Japan lawmaker who gave letter to Emperor gets death threat in envelope with knife: Reports

This file picture taken on October 31, 2013 shows Japanese actor and a member of the House of Councillors Taro Yamamoto (left) handing a letter to Emperor Akihito during the annual autumn garden party at the Akasaka Palace imperial garden in Tokyo. A
This file picture taken on October 31, 2013 shows Japanese actor and a member of the House of Councillors Taro Yamamoto (left) handing a letter to Emperor Akihito during the annual autumn garden party at the Akasaka Palace imperial garden in Tokyo. A fierce row over a breach of imperial etiquette has gripped Japan's media for weeks, but, say commentators, it is a convenient excuse to attack someone who dares to speak out.

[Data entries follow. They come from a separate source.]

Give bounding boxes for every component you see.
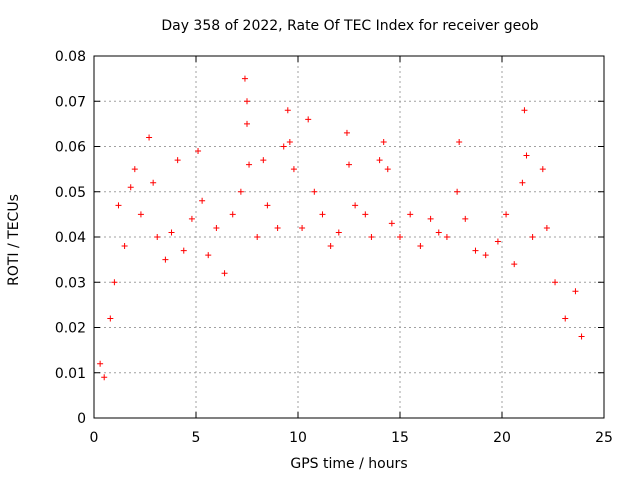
data-point: [435, 229, 442, 236]
data-point: [241, 75, 248, 82]
data-point: [205, 252, 212, 259]
data-point: [244, 120, 250, 127]
y-tick-label: 0.06: [55, 140, 86, 156]
data-point: [494, 238, 501, 245]
data-point: [264, 202, 271, 209]
data-point: [174, 157, 181, 164]
data-point: [199, 197, 206, 204]
data-point: [101, 374, 108, 381]
data-point: [131, 166, 138, 173]
data-point: [97, 360, 104, 367]
y-tick-label: 0.05: [55, 185, 86, 201]
data-point: [552, 279, 559, 286]
data-point: [427, 215, 434, 222]
data-point: [274, 224, 281, 231]
data-point: [352, 202, 359, 209]
data-point: [578, 333, 585, 340]
y-axis-label: ROTI / TECUs: [6, 194, 22, 286]
data-point: [529, 234, 536, 240]
data-point: [454, 188, 461, 195]
x-axis-label: GPS time / hours: [290, 456, 408, 472]
data-point: [397, 234, 403, 240]
data-point: [362, 211, 369, 218]
data-point: [368, 234, 375, 240]
data-point: [443, 234, 450, 240]
data-point: [150, 179, 157, 186]
y-tick-label: 0.01: [55, 366, 86, 382]
data-point: [146, 134, 153, 141]
data-point: [407, 211, 414, 218]
plot-area: 0 0.01 0.02 0.03 0.04 0.05 0.06 0.07 0.08 0 5 10 15 2…: [55, 49, 613, 446]
data-point: [305, 116, 312, 123]
data-point: [221, 270, 228, 277]
data-point: [154, 234, 161, 240]
data-point: [335, 229, 342, 236]
data-point: [519, 179, 526, 186]
data-point: [290, 166, 297, 173]
data-point: [195, 148, 202, 155]
data-point: [346, 161, 352, 168]
data-point: [462, 215, 469, 222]
x-tick-label: 20: [493, 430, 511, 446]
data-point: [284, 107, 291, 114]
data-point: [111, 279, 118, 286]
data-point: [319, 211, 326, 218]
data-point: [246, 161, 253, 168]
data-point: [137, 211, 144, 218]
data-point: [229, 211, 236, 218]
y-tick-label: 0.07: [55, 94, 86, 110]
x-tick-label: 10: [289, 430, 307, 446]
data-point: [384, 166, 391, 173]
data-point: [244, 98, 250, 105]
data-point: [168, 229, 175, 236]
x-tick-label: 25: [595, 430, 613, 446]
data-point: [456, 138, 463, 145]
data-point: [280, 143, 287, 150]
data-point: [237, 188, 244, 195]
data-point: [299, 224, 306, 231]
data-point: [213, 224, 220, 231]
data-point: [115, 202, 122, 209]
data-point: [503, 211, 510, 218]
data-point: [327, 243, 334, 250]
data-point: [543, 224, 550, 231]
data-point: [511, 261, 518, 268]
data-point: [260, 157, 267, 164]
data-point: [311, 188, 318, 195]
data-point: [523, 152, 530, 159]
data-point: [562, 315, 569, 322]
data-point: [188, 215, 195, 222]
data-point: [417, 243, 424, 250]
y-tick-label: 0: [77, 411, 86, 427]
y-tick-label: 0.08: [55, 49, 86, 65]
data-point: [121, 243, 128, 250]
data-point: [472, 247, 479, 254]
data-point: [380, 138, 387, 145]
x-tick-label: 5: [192, 430, 201, 446]
y-tick-label: 0.02: [55, 321, 86, 337]
y-tick-label: 0.04: [55, 230, 86, 246]
y-tick-label: 0.03: [55, 275, 86, 291]
data-point: [521, 107, 528, 114]
data-point: [127, 184, 134, 191]
data-point: [482, 252, 489, 259]
data-point: [107, 315, 114, 322]
chart-title: Day 358 of 2022, Rate Of TEC Index for r…: [161, 18, 539, 34]
data-point: [254, 234, 261, 240]
x-tick-label: 0: [90, 430, 99, 446]
data-point: [286, 138, 293, 145]
data-point: [162, 256, 169, 263]
data-point: [572, 288, 579, 295]
data-point: [343, 129, 350, 136]
data-point: [539, 166, 546, 173]
data-point: [388, 220, 395, 227]
data-point: [376, 157, 383, 164]
data-point: [180, 247, 187, 254]
x-tick-label: 15: [391, 430, 409, 446]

Mr Yamamoto, 38, said the handwritten note had been his attempt to let the emperor know directly about the plight of people affected by the atomic disaster at Fukushima. -- PHOTO: AFP

TOKYO (AFP) - A novice Japanese lawmaker lambasted by critics for breaching imperial etiquette has received a death threat in an envelope that contained a knife, reports said on Wednesday.

The menacing letter, discovered by security officers at a Tokyo building filled with lawmakers' offices, warned that "a group of assassins will be dispatched shortly", public broadcaster NHK and other media reported.

Inside the envelope was a clasp knife with a 9cm blade, Jiji Press news agency said.

The threat was directed at actor-turned-politician Taro Yamamoto, who was elected to Parliament as an independent on a strongly anti-nuclear platform.

The lawmaker caused outrage by handing a letter to Emperor Akihito during a royal garden party last month, which some critics say was a breach of protocol since the revered figure is seen as being outside the political fray.

Mr Yamamoto has said the handwritten note had been his attempt to let the Emperor know directly about the plight of people affected by the atomic disaster at Fukushima.